Une tension post-révolution
 
01-copie-1Il ne fait pas bon être gay en Tunisie. En mars dernier, le site tunisien Gay Day a subi un piratage de sa messagerie, de ses comptes Facebook et Twitter. Le titre a été remplacé par « Garbage Day Magazine », comprenez « le jour des ordures ». Un acte d’homophobie qui a eu lieu quelques semaines après la déclaration de Samir Dilou, le ministre… des Droits de l’homme ! Lors d’un entretien télévisé, il a comparé l’homosexualité à une perversion sexuelle et une maladie mentale nécessitant un traitement médical. Des propos tout de suite lourdement condamnés par nombre d’ONG comme Amnesty International. Les défenseurs des homosexuels se font très rares. C’est le cas d’Olfa Youssef, une intellectuelle, psychanalyste et directrice de la Bibliothèque nationale de Tunisie. Elle a publié récemment un ouvrage très polémique, désormais introuvable, Confusions d’une musulmane, où elle aborde plusieurs tabous de la société musulmane dont l’homosexualité. Ce qui lui a valu d’être qualifiée d’amie des « putes et des pédés » par certains commentateurs. Avant la révolution, les gays jouissaient d’une certaine tolérance malgré la loi qui prévoit trois ans de prison pour acte de sodomie. « Cette loi était très peu appliquée. Rien n’a changé depuis la révolution pour moi mais ce n’est pas le moment de parler des droits des gays. La société n’y est pas du tout préparée», explique Ahmed*, un jeune étudiant en histoire de 25 ans.
 
Internet : un outil devenu indispensable
 
Avec le regain des violences verbales, les gays se font discrets. Derrière les écrans, c’est sur des sites et des chats la plupart du temps qu’ils se rencontrent. Il existe aussi trois ou quatre bars gay-friendly à Tunis, mais qui ne sont fréquentés que par une petite communauté : « Je n’y mets jamais les pieds. Je ne veux pas qu’on m’y voit. S’y montrer c’est assumer au grand jour. Ce qui est très difficile. Ma vie privée ne regarde que moi. C’est mon secret», explique Ahmed. La majorité des gays et lesbiennes tunisiens mène une double vie.
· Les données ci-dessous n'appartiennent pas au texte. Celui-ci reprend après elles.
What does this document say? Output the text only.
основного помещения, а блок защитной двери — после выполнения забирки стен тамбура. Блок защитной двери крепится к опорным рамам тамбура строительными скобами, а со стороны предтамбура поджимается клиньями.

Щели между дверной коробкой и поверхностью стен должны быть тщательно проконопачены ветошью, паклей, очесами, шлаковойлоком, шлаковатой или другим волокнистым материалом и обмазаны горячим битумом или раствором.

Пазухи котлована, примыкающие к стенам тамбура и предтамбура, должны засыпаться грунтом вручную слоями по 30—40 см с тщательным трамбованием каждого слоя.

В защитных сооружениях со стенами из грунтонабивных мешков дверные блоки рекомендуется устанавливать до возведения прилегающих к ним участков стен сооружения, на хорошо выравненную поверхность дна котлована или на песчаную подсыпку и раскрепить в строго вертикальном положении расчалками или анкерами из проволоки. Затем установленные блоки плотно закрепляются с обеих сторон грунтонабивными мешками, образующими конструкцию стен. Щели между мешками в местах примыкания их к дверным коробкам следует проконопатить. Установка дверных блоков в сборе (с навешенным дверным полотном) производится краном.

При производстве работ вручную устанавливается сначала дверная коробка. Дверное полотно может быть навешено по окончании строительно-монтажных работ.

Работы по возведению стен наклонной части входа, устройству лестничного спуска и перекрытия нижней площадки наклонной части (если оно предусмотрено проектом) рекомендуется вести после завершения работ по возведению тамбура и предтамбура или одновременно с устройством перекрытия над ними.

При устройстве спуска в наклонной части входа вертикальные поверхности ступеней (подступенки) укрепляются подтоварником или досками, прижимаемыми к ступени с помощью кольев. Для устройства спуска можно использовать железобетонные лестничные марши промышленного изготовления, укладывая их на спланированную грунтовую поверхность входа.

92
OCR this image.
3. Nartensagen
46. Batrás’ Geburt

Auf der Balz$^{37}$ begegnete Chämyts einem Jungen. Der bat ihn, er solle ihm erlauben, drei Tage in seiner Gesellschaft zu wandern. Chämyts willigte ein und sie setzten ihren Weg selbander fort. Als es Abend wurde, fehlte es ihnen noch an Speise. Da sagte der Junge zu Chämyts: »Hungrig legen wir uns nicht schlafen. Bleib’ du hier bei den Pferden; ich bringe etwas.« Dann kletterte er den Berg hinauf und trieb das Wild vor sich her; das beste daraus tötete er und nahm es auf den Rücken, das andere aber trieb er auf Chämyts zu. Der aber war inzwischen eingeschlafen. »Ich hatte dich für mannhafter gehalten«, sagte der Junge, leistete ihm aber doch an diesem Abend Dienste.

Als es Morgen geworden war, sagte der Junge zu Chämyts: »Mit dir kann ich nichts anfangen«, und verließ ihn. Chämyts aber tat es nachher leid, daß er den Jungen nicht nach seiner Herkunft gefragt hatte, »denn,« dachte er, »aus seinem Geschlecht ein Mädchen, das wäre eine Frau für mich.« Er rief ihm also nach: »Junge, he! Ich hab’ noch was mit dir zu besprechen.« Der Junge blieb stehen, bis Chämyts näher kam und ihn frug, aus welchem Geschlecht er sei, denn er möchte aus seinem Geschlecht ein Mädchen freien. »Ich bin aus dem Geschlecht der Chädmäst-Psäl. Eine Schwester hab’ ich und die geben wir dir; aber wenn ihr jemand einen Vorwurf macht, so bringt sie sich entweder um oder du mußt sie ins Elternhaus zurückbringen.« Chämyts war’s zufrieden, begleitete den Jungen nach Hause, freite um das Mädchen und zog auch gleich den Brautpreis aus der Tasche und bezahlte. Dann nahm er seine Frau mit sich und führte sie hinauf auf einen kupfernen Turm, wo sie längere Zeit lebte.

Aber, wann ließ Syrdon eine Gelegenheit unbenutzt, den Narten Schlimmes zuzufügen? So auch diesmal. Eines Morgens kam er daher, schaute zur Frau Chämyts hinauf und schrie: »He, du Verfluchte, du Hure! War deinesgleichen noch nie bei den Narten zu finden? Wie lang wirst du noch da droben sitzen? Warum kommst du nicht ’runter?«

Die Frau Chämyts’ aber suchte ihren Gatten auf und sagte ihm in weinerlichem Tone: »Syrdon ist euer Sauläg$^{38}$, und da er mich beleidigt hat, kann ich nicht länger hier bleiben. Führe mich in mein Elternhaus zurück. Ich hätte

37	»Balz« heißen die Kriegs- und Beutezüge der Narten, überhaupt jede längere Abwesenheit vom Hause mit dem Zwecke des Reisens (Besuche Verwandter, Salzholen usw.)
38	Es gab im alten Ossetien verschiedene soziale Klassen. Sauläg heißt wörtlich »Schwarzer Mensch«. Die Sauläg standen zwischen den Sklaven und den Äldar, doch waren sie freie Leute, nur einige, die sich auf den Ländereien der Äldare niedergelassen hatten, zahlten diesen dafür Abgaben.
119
Sous la pression sociale, beaucoup se marient, ont des enfants, et continuent à avoir des relations avec des partenaires du même sexe. Il existe aussi ce qu’on appelle les « colocataires », à savoir deux hommes qui vivent ensemble pour des raisons officiellement économiques ou amicales. Nihel*, 21 ans, est étudiante en droit à Tunis. Un basculement s’est fait dans sa vie, il y a huit mois : « J’ai compris qui j’étais et j’ai décidé de m’assumer telle que je suis. Sans talons ni robe". Depuis, elle tente de contribuer à une autre révolution, celle des mentalités, sur Internet. " Sur notre page Facebook (dédiée aux lesbiennes, ndlr) où nous travaillions à plusieurs, les insultes pleuvent. On ne supprime rien, on répond pour essayer de faire changer les opinions », raconte-t-elle.
 
Partir ou rester
 
Une envie chevillée au cœur de Nihel : tout quitter. « J’aimerais partir en France, faire du journalisme. Depuis que ma mère sait pour moi, c’est plus dur et j’ai du mal à mentir. Je regrette le grand manque de tolérance des Tunisiens. Les salafistes me font très peur, pour les femmes en général. Ils sont en contradiction totale avec l’islam que je chéris». Pour d’autres, quitter famille, pays et amis est un prix trop cher à payer. Même si rester signifie mener une double vie. Ahmed est de ceux-là : « Je suis bien ici. Je vis heureux car je suis discret. Je ne pense pas le dire un jour. Mais il y a des clichés qu’il faut détruire. Je suis viril, j’ai des valeurs, je suis croyant, je suis un être comme les autres. Capable d’aimer et de chérir, d’être fidèle. Je ne bois pas, je ne me drogue pas, j’ai un métier respectable, j’aime ma famille au-delà de tout. Et, oui, j’ai déjà eu des relations amoureuses avec d’autres hommes », lance-t-il d’une traite. Les gays tunisiens se font désormais à l’idée qu’un long combat pour leur acceptation les attend Et cette révolution-là prendra du temps.